Я так и сидел с чашкой в руке, глядя сквозь неё в параллельную вселенную. Даже глоточка не сделал. Когда резко открылась дверь, я вздрогнул и чуть не пролил кофе, несколько капель упали на белоснежную скатерть, расплываясь молочно-коричневатыми пятнами. В кабинет влетело очкастое пухлое существо, именуемое моим другом Ильёй Юдиным. Он даже не обратил внимания на мою задумчивость, а с разбегу плюхнулся на диван и ловко подцепил чашку, которую я налил для матери, а в другой уже хвасталась вываливающейся начинкой половинка эклера. Шустрый, как понос, ей Богу!

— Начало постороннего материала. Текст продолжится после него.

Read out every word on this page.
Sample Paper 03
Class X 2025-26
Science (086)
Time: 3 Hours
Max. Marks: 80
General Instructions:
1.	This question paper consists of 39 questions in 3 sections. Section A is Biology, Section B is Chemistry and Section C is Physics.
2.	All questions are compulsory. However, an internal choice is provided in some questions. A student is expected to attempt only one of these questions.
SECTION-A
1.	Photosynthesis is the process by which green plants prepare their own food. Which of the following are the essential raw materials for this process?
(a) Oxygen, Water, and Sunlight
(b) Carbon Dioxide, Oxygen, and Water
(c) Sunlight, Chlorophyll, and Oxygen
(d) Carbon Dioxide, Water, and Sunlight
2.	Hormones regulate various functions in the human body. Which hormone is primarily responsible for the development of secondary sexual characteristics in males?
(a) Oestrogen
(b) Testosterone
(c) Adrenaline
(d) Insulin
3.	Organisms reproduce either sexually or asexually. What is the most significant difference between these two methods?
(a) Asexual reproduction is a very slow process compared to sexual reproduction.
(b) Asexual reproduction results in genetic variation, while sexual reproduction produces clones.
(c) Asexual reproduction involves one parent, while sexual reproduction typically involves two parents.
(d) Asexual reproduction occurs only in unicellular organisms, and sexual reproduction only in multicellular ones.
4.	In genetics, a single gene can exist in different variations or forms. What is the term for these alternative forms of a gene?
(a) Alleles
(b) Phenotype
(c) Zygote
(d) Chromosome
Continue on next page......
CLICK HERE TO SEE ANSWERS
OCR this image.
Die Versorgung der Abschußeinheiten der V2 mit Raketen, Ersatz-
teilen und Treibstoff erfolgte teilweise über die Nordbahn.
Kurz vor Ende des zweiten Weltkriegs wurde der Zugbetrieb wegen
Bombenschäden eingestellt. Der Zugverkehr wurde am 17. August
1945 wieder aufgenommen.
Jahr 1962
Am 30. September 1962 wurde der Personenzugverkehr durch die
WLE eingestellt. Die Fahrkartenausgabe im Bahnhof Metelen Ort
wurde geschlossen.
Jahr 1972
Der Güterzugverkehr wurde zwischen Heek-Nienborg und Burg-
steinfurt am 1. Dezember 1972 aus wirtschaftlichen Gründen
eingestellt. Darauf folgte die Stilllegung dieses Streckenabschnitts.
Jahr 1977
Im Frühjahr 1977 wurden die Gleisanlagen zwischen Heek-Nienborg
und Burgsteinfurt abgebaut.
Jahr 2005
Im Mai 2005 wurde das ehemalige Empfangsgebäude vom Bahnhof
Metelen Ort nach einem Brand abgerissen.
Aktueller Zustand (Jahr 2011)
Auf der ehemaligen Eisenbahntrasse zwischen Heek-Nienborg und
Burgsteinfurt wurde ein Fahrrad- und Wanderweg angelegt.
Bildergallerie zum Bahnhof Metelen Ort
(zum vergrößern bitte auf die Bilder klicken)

И полнота ему в этом совсем не мешает.
— Чё не так-то? — застыл он, заметив наконец мой осуждающий взгляд. — Ты же всё равно это для меня приготовил, один столько не слопаешь. Ну мне так маменька твоя сказала, что ты ждёшь меня на завтрак.
— Кушай, кушай, мне не жалко, — махнул я рукой и наконец сделал первый глоток. — Только завтрак этот предназначался для меня и матери, а она просто встала и ушла.
— Обидел, что ли чем? — жуя уже третий эклер он с интересом смотрел на меня.
— Всё то же самое, ничего нового не произошло, — стараясь не зарычать, относительно спокойно произнёс я. — Я даже не предполагал, что человека можно обидеть амнезией. Это что, настолько редко бывает? Нет бы как-то пожалеть, проникнуться, рассказать мне о самом себе и обо всех, так глядишь и вспомнил бы. А что она, что Катя, просто развернулись и ушли. Вместо реальной поддержки только очередные испытания устраивают. Что всё это значит, друг мой? Объясни мне пожалуйста.
— Да ты не кипятись так, Сань, — спокойно ответил толстячок, выбирая следующую жертву на тарелке. Я последовал его примеру, надо хоть что-то съесть, хотя аппетит уже был на нуле. — Ну они увидели, что твоей жизни ничего не угрожает, расстроились, что ты их не помнишь, вот и решили видимо продолжить общение с тобой после того, как тебя посмотрит Корсаков. Дыши ровно, всё будет в порядке, дядя Боря должен в этом разобраться, его специфика.
— Ох уж мне этот дядя Боря, — горестно вздохнул я, пихая в рот второй эклер против собственного желания. — Напрягает меня почему-то эта фамилия.
— Подожди, не понял, — Илья настолько офигел, что даже вернул на место следующий эклер. — Ты его боишься, что ли?
— Ну давай, и ты теперь тоже вставай и беги, куда глаза глядят! — не выдержал я. — Я же не человек теперь, а большой и страшный зверь! Все должны от меня бежать!
Илья некоторое время пялился на меня выпученными глазами, но никуда не торопился уходить. Потом резко выпрямил правую руку в мою сторону, я уж подумал, что он решил ударить. Вместо этого я перед носом увидел шевелящуюся дулю.